Informasi yang lebih spesifik juga harus diberikan tentang tindakan yang akan diambil di zona dengan dugaan atau konfirmasi wabah, yang harus mencakup setidaknya data berikut:

- sistem notifikasi, pemeriksaan penetapan tersangka (pengamatan klinis dan epidemiologis), pengiriman sampel ke laboratorium; - zonasi area yang terkena dampak;

- larangan pergerakan hewan di zona tersebut, tindakan di tempat yang berdekatan, kontrol pergerakan, pengawasan epidemiologis;

- konfirmasi laboratorium;

- metode penyembelihan hewan;

- prosedur pemusnahan bangkai;

- depopulasi;

- pembersihan dan desinfeksi bangunan dan kendaraan pengangkut;

- kontrol serologis di zona dan zona yang berdekatan untuk memastikan kemungkinan penyebaran wabah;

- studi babi hutan dan/atau vektor; - penggunaan hewan penjaga untuk memastikan bahwa virus telah dieliminasi dari tempat yang terkena dampak yang menjadi sasaran pembersihan;

- repopulasi.

 

Disarankan juga untuk menyusun manual praktis yang merinci tindakan yang dijelaskan di atas, yang akan diringkas di bawah judul berikut:

 - Tindakan yang harus diambil setelah adanya kecurigaan yang dilaporkan.

- Inspeksi tempat tersangka, tindakan biosekuriti konkret yang akan diambil di tempat tersangka dan tempat berdekatan.
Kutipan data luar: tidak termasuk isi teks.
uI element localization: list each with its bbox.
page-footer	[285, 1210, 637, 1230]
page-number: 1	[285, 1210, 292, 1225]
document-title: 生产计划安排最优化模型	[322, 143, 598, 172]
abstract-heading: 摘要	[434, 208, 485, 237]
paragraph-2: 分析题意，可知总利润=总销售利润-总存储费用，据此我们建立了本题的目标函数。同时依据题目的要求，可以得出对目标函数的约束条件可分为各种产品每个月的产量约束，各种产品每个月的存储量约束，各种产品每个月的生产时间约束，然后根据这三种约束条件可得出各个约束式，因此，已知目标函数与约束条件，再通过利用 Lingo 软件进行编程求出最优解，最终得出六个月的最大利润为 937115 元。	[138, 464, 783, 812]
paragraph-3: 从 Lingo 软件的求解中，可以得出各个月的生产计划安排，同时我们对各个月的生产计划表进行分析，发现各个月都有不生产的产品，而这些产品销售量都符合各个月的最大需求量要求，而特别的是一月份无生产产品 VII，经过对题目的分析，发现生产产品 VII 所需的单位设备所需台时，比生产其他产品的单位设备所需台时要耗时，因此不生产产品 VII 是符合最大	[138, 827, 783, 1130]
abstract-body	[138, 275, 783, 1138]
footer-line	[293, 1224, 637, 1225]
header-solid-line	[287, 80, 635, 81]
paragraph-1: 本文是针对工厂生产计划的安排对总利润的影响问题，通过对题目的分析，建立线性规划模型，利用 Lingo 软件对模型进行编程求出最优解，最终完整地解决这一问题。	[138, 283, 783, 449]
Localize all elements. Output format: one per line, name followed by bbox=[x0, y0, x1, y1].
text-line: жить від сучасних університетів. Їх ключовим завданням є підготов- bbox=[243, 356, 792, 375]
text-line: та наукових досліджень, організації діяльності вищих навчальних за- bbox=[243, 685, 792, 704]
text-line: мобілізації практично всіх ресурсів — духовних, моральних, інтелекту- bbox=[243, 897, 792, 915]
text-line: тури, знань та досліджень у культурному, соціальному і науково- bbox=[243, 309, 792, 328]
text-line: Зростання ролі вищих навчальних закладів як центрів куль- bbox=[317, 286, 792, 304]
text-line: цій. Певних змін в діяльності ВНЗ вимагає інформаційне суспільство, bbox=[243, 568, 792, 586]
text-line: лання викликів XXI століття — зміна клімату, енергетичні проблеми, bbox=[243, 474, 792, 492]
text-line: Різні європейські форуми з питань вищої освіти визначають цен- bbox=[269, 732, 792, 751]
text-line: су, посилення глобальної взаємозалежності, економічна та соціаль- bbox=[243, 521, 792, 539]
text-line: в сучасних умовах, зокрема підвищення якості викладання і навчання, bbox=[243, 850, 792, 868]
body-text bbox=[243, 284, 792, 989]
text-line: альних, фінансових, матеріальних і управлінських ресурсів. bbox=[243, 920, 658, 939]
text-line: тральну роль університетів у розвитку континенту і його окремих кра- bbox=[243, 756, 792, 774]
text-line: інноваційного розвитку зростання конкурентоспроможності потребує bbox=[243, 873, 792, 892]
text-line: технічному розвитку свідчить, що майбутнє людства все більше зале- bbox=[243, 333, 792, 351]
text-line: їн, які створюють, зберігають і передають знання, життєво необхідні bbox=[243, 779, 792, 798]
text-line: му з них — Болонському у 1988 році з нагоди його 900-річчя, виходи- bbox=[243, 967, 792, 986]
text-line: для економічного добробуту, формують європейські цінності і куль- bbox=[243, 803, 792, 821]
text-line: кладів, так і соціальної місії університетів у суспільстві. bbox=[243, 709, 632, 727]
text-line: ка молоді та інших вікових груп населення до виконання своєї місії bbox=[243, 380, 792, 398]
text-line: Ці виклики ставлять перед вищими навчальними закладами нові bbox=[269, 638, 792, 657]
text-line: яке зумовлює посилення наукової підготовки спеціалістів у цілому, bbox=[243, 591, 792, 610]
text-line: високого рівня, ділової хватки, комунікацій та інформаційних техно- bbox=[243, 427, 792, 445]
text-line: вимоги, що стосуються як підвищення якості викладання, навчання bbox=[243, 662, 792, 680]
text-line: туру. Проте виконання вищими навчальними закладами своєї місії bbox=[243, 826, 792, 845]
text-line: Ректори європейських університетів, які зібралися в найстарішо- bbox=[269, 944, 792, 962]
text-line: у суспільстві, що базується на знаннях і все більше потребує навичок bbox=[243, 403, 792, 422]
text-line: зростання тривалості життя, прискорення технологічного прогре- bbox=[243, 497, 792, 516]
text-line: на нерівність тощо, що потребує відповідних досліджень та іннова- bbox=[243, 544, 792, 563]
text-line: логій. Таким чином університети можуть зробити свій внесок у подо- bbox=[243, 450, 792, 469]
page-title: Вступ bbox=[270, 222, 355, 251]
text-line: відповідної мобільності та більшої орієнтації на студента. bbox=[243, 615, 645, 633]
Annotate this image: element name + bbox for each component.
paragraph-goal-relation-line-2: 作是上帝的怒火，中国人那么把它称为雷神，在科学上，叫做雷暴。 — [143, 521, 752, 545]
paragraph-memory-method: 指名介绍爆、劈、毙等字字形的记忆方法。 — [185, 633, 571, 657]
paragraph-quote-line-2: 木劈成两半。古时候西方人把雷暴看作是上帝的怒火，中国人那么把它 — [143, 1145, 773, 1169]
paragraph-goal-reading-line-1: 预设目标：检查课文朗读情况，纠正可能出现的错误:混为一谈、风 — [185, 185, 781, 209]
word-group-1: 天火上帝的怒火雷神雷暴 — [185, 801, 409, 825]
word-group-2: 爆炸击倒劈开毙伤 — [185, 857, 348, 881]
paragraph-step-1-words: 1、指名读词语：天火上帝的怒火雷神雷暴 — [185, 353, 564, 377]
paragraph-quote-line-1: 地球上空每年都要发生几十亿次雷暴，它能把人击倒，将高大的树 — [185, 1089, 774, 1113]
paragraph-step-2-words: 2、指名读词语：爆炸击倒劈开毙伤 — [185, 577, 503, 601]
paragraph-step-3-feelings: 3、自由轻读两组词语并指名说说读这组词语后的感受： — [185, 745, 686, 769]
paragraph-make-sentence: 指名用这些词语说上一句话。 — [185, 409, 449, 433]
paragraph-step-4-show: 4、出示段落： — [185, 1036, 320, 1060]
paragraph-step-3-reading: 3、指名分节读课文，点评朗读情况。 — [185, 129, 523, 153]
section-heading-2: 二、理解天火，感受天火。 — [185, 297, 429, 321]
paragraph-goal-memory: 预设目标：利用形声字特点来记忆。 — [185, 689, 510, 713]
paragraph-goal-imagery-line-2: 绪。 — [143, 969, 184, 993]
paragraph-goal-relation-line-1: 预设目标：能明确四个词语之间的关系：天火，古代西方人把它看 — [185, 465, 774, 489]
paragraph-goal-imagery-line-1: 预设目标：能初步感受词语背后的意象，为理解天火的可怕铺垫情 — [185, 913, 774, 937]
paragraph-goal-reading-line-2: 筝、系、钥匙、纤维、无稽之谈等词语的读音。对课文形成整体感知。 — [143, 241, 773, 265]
- Pemeriksaan klinis dan anatomis.

Apa yang perlu dilakukan dan diperhatikan:

- Pengambilan sampel dan pengiriman ke laboratorium, disertai informasi sumber sampel. Jenis sampel yang akan dikumpulkan; laboratorium yang berwenang untuk mendiagnosis ASF.

- Model survei epidemiologi (pertanyaan konkret tentang masuknya hewan, air mani, pengunjung), serta catatan dan tanggal pergerakan masuk dan keluar dari tempat tersebut.

- Rincian spesifik dari metode penyembelihan yang harus digunakan.

- Prosedur pembuangan bangkai.

- Metode pembersihan dan desinfeksi.

- Zonasi: definisi zona fokus, zona perifokal, zona penyangga, dan zona pengambilan sampel (kontrol serologis).

- Deteksi vektor dan metode penangkapan kutu.

- Kriteria penggunaan hewan sentinel.

 

DAFTAR PUSTAKA


[1] Arias M., Sánchez-Vizcaíno J.M. (2002).– African swine fever. In: Trends in emerging viral infections of swine. A. Morilla, K.J. Yoon & J.J. Zimmerman (eds).119–124. Ames, IA: Iowa State Press. ISBN: 978-0- 8138-0383-8

[2] EFSA. European Food Safety Authority. 2010. – Scientific opinion on African Swine Fever. EFSA Journal 2010; 8(3):1556 [149 pp.]. doi:10.2903/j.efsa.2010.1556. www.efsa.europa.eu

[3] Sánchez-Vizcaíno J.M. (2006).– African swine fever. In: Diseases of swine. 9th edition. pp 291-298. Ed. B. Straw, S. D’Allaire, W. Mengeling, D. Taylor. Iowa State University. USA. ISBN 10-0-8138-1703-X

[4] McVicar J.W. (1984).– Quantitative aspects of transmission of African swine fever virus. Am J Vet Res 45:1535-1541.

[5] OIE (World Organisation for Animal Health) (2008).– Manual of Diagnostic Tests and Vaccines for Terrestrial Animals, 6th edition. OIE, Paris.